Conference postponed due to COVID-19

Dear All,


This message is to inform you that, due to the COVID-19 pandemic, unfortunately we have had to make the decision to postpone the “First International Conference on Research and Innovation in Support of Oman’s Economic and Digital Transformation - Achieving Vision 2040” until further notice.

We sincerely apologize for any inconvenience this may cause, and look forward to your participation in our next event.

We hope that you and your families will be safe and well by the grace of God.


Important Information


  • Visa

Sultan Qaboos University will assist in issuing visas to all "Conference Speakers" coming from abroad to participate in the conference. Citizens from GCC countries do not need to apply for visas. To check eligibility and for more information, please visit the official website of Royal Oman Police.

  • Currency

Omani Rial is the currency of Oman. The currency code for the rial is OMR. It has a fixed exchange rate of $2.59 per 1 OMR. Foreign currency can be exchanged at banks or at currency exchange counters (The opening hours are generally 8.30am to 4.30pm). Please visit the Currency Converter page.

  • Time Zone

Oman observes Gulf Standard Time all year. There are no Daylight Saving Time clock changes

  • Language

Arabic is the official language of Oman. Street names and generally most of the road and transport signs are in Arabic and English. All restaurants have menus in both Arabic and English. But if there is something you don’t understand, don’t be afraid to ask as Omani people are kind and will be happy to help you.

  • Transport

Oman has one of the most diverse environments in the Middle East with various tourist attractions and is particularly well known for cultural tourism. The capital of Oman, Muscat was named the second best city to visit in the world in 2012 by the travel guide publisher Lonely Planet. Muscat also was chosen as the Capital of Arab Tourism of 2012. Other than Muscat, Nizwa, Al-Hamra, Sur, Sohar, and Salalah are the major Omani cities. Please visit the official Oman Transport Site.

  • Tourism

Oman’s strategic location has played a major role in many campaigns and regional conflicts in this region. Oman overlooks the Arabian Sea, the Sea of Oman and the Arabian Gulf.
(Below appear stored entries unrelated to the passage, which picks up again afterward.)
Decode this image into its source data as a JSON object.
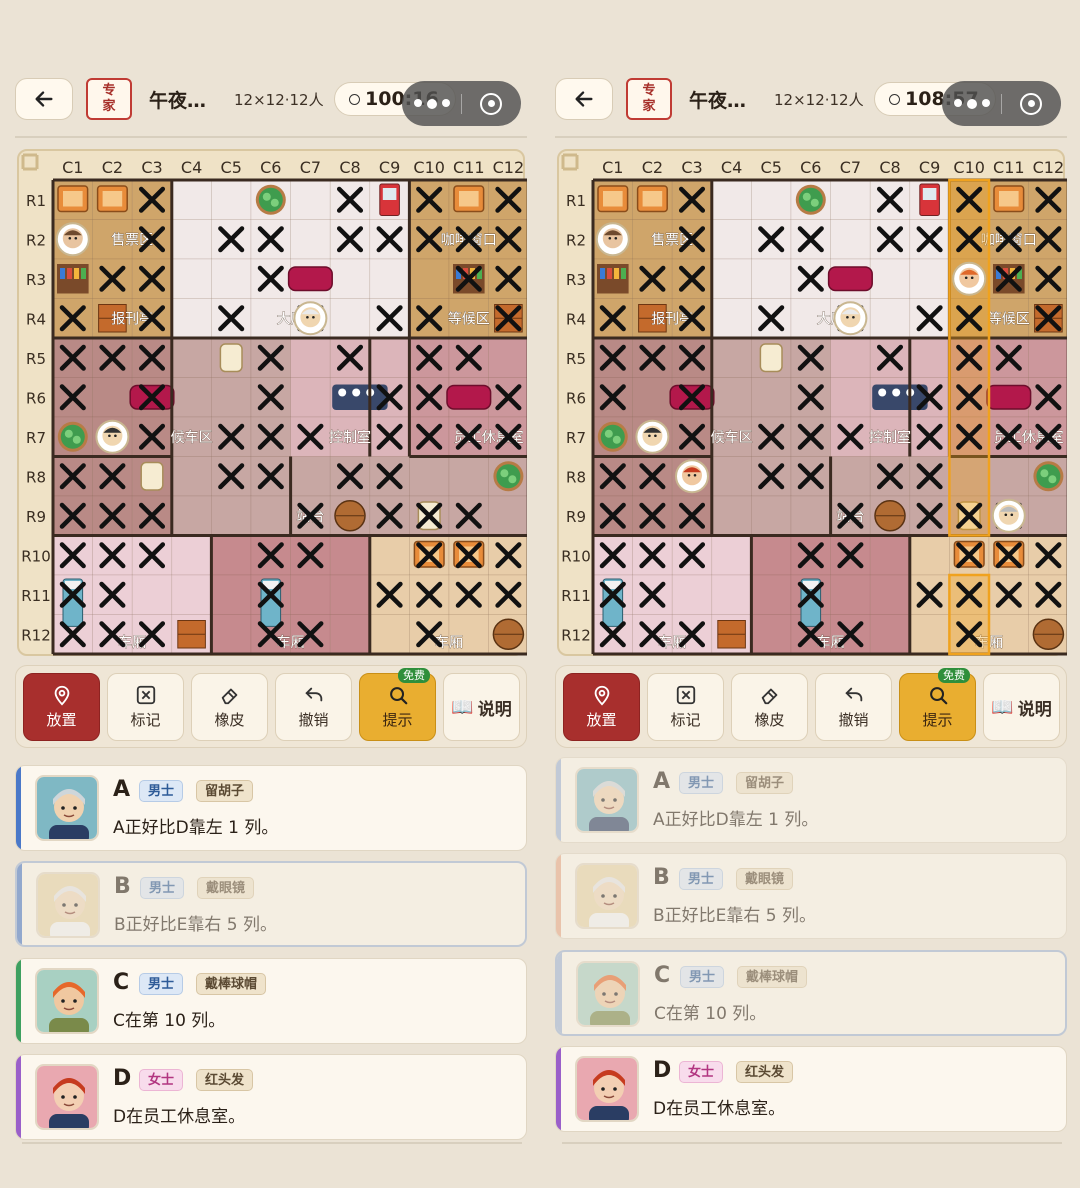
{
  "panels": [
    {
      "header": {
        "badge": "专\n家",
        "title": "午夜…",
        "size": "12×12·12人",
        "timer": "100:16"
      },
      "board": {
        "col_labels": [
          "C1",
          "C2",
          "C3",
          "C4",
          "C5",
          "C6",
          "C7",
          "C8",
          "C9",
          "C10",
          "C11",
          "C12"
        ],
        "row_labels": [
          "R1",
          "R2",
          "R3",
          "R4",
          "R5",
          "R6",
          "R7",
          "R8",
          "R9",
          "R10",
          "R11",
          "R12"
        ],
        "room_labels": [
          "售票区",
          "咖啡窗口",
          "报刊亭",
          "大厅",
          "等候区",
          "候车区",
          "控制室",
          "员工休息室",
          "站台",
          "车厢",
          "车厢",
          "车厢"
        ],
        "highlight_column": null
      },
      "toolbar": {
        "place": "放置",
        "mark": "标记",
        "erase": "橡皮",
        "undo": "撤销",
        "hint": "提示",
        "free": "免费",
        "help": "说明"
      },
      "cards": [
        {
          "label": "A",
          "gender": "男士",
          "trait": "留胡子",
          "desc": "A正好比D靠左 1 列。",
          "state": "normal",
          "color": "#4a78c8"
        },
        {
          "label": "B",
          "gender": "男士",
          "trait": "戴眼镜",
          "desc": "B正好比E靠右 5 列。",
          "state": "dim-selected",
          "color": "#4a78c8"
        },
        {
          "label": "C",
          "gender": "男士",
          "trait": "戴棒球帽",
          "desc": "C在第 10 列。",
          "state": "normal",
          "color": "#3ea060"
        },
        {
          "label": "D",
          "gender": "女士",
          "trait": "红头发",
          "desc": "D在员工休息室。",
          "state": "normal",
          "color": "#9a5fc9"
        }
      ]
    },
    {
      "header": {
        "badge": "专\n家",
        "title": "午夜…",
        "size": "12×12·12人",
        "timer": "108:57"
      },
      "board": {
        "col_labels": [
          "C1",
          "C2",
          "C3",
          "C4",
          "C5",
          "C6",
          "C7",
          "C8",
          "C9",
          "C10",
          "C11",
          "C12"
        ],
        "row_labels": [
          "R1",
          "R2",
          "R3",
          "R4",
          "R5",
          "R6",
          "R7",
          "R8",
          "R9",
          "R10",
          "R11",
          "R12"
        ],
        "room_labels": [
          "售票区",
          "咖啡窗口",
          "报刊亭",
          "大厅",
          "等候区",
          "候车区",
          "控制室",
          "员工休息室",
          "站台",
          "车厢",
          "车厢",
          "车厢"
        ],
        "highlight_column": "C10"
      },
      "toolbar": {
        "place": "放置",
        "mark": "标记",
        "erase": "橡皮",
        "undo": "撤销",
        "hint": "提示",
        "free": "免费",
        "help": "说明"
      },
      "cards": [
        {
          "label": "A",
          "gender": "男士",
          "trait": "留胡子",
          "desc": "A正好比D靠左 1 列。",
          "state": "dim",
          "color": "#9fb4d8"
        },
        {
          "label": "B",
          "gender": "男士",
          "trait": "戴眼镜",
          "desc": "B正好比E靠右 5 列。",
          "state": "dim",
          "color": "#e9a98a"
        },
        {
          "label": "C",
          "gender": "男士",
          "trait": "戴棒球帽",
          "desc": "C在第 10 列。",
          "state": "dim-selected",
          "color": "#9fb4d8"
        },
        {
          "label": "D",
          "gender": "女士",
          "trait": "红头发",
          "desc": "D在员工休息室。",
          "state": "normal",
          "color": "#9a5fc9"
        }
      ]
    }
  ],
  "colors": {
    "primary": "#a82f2d",
    "hint": "#e9ae30",
    "highlight": "#f0a21e"
  }
}
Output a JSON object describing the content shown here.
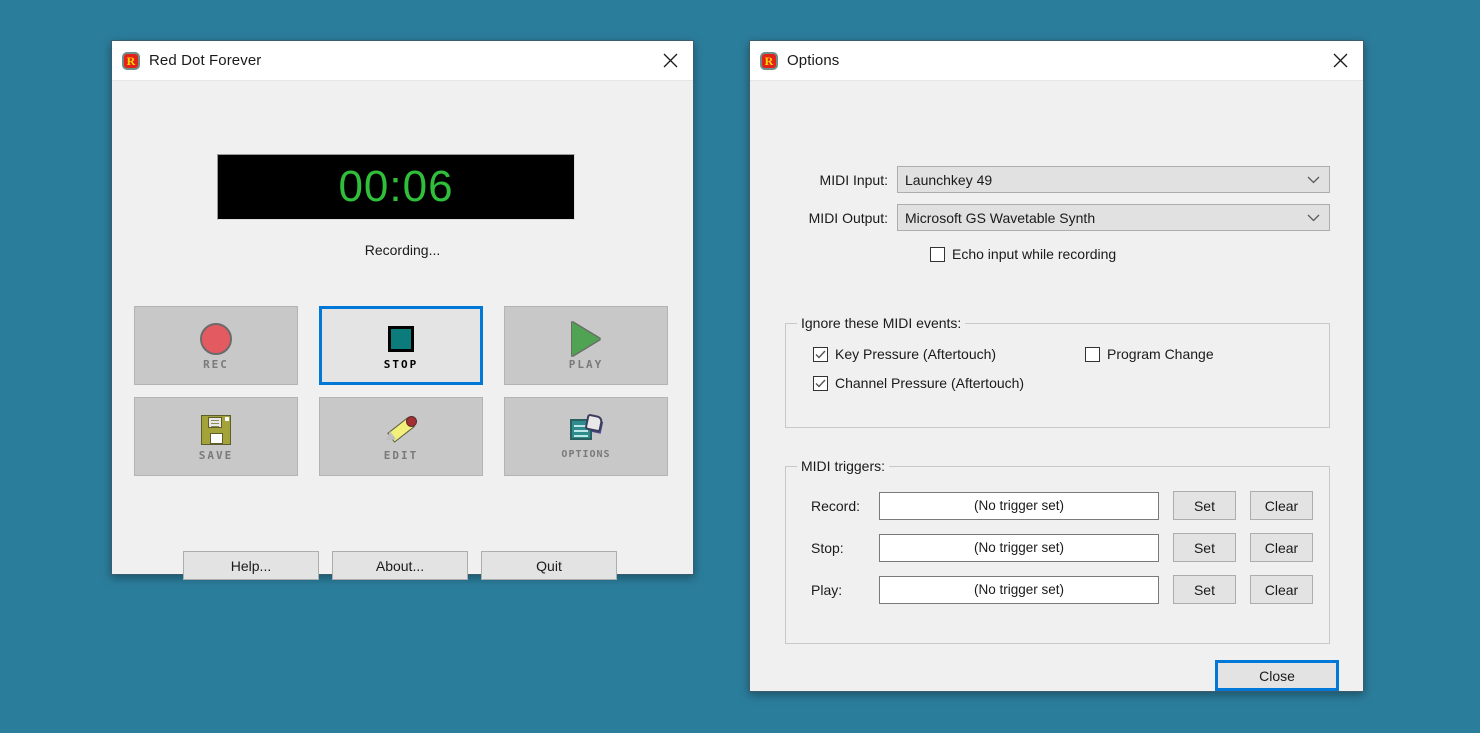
{
  "desktop": {
    "background_color": "#2b7d9c"
  },
  "main_window": {
    "title": "Red Dot Forever",
    "app_icon": "red-octagon-r-icon",
    "close_icon": "close-icon",
    "timer": "00:06",
    "timer_color": "#2fbf3a",
    "status": "Recording...",
    "transport_buttons": [
      {
        "label": "REC",
        "icon": "record-circle-icon",
        "focused": false
      },
      {
        "label": "STOP",
        "icon": "stop-square-icon",
        "focused": true
      },
      {
        "label": "PLAY",
        "icon": "play-triangle-icon",
        "focused": false
      },
      {
        "label": "SAVE",
        "icon": "floppy-disk-icon",
        "focused": false
      },
      {
        "label": "EDIT",
        "icon": "pencil-icon",
        "focused": false
      },
      {
        "label": "OPTIONS",
        "icon": "options-panel-icon",
        "focused": false
      }
    ],
    "bottom_buttons": [
      {
        "label": "Help..."
      },
      {
        "label": "About..."
      },
      {
        "label": "Quit"
      }
    ]
  },
  "options_window": {
    "title": "Options",
    "app_icon": "red-octagon-r-icon",
    "close_icon": "close-icon",
    "midi_input": {
      "label": "MIDI Input:",
      "value": "Launchkey 49"
    },
    "midi_output": {
      "label": "MIDI Output:",
      "value": "Microsoft GS Wavetable Synth"
    },
    "echo_checkbox": {
      "label": "Echo input while recording",
      "checked": false
    },
    "ignore_group": {
      "title": "Ignore these MIDI events:",
      "items": [
        {
          "label": "Key Pressure (Aftertouch)",
          "checked": true
        },
        {
          "label": "Program Change",
          "checked": false
        },
        {
          "label": "Channel Pressure (Aftertouch)",
          "checked": true
        }
      ]
    },
    "triggers_group": {
      "title": "MIDI triggers:",
      "set_label": "Set",
      "clear_label": "Clear",
      "rows": [
        {
          "label": "Record:",
          "value": "(No trigger set)"
        },
        {
          "label": "Stop:",
          "value": "(No trigger set)"
        },
        {
          "label": "Play:",
          "value": "(No trigger set)"
        }
      ]
    },
    "close_button": {
      "label": "Close",
      "focus_color": "#0078d7"
    }
  }
}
It also controls the Strait of Hormuz, which is one of the most important facilities in the region, linking the Sea of Oman with the Arabian Gulf. The Strait of Hormuz is a gateway to all ships coming from the Indian Ocean and the Arabian Sea. Please visit the official website of the Ministry of Tourism, Oman.

  • Climate

Oman generally has a hot climate like other Middle Eastern nations and receives little rainfall. Annual rainfall in Muscat averages 100 mm (3.9 in), falling mostly in January. The Dhofar region has a tropical-like climate and receives seasonal rainfall (from late June to late September) as a result of the monsoon winds from the Indian Ocean, saturated with cool moisture and heavy fog. The mountain is as receive considerably larger rainfall with annual rainfall on the higher parts of the Al Hajar mountain range exceeding 400 mm (15.7 in) on some occasions. Low temperatures in the mountainous areas result in snow cover once every few years. Please visit the weather website.

  • People

Omani people are warm and welcoming. It’s not unusual to be invited into a local’s home after a day touring the mountains or walking through the local souk. It’s considered polite to take a small gift for your host. When entering an Omani home, you’ll likely be greeted with the scents of frankincense and cardamom, and treated to Omani coffee, dates, and halwa – a local dessert made with saffron, dates, and rosewater. Coffee is served in small cups, which are refilled until the guest gives them a gentle shake to signal they’ve had enough.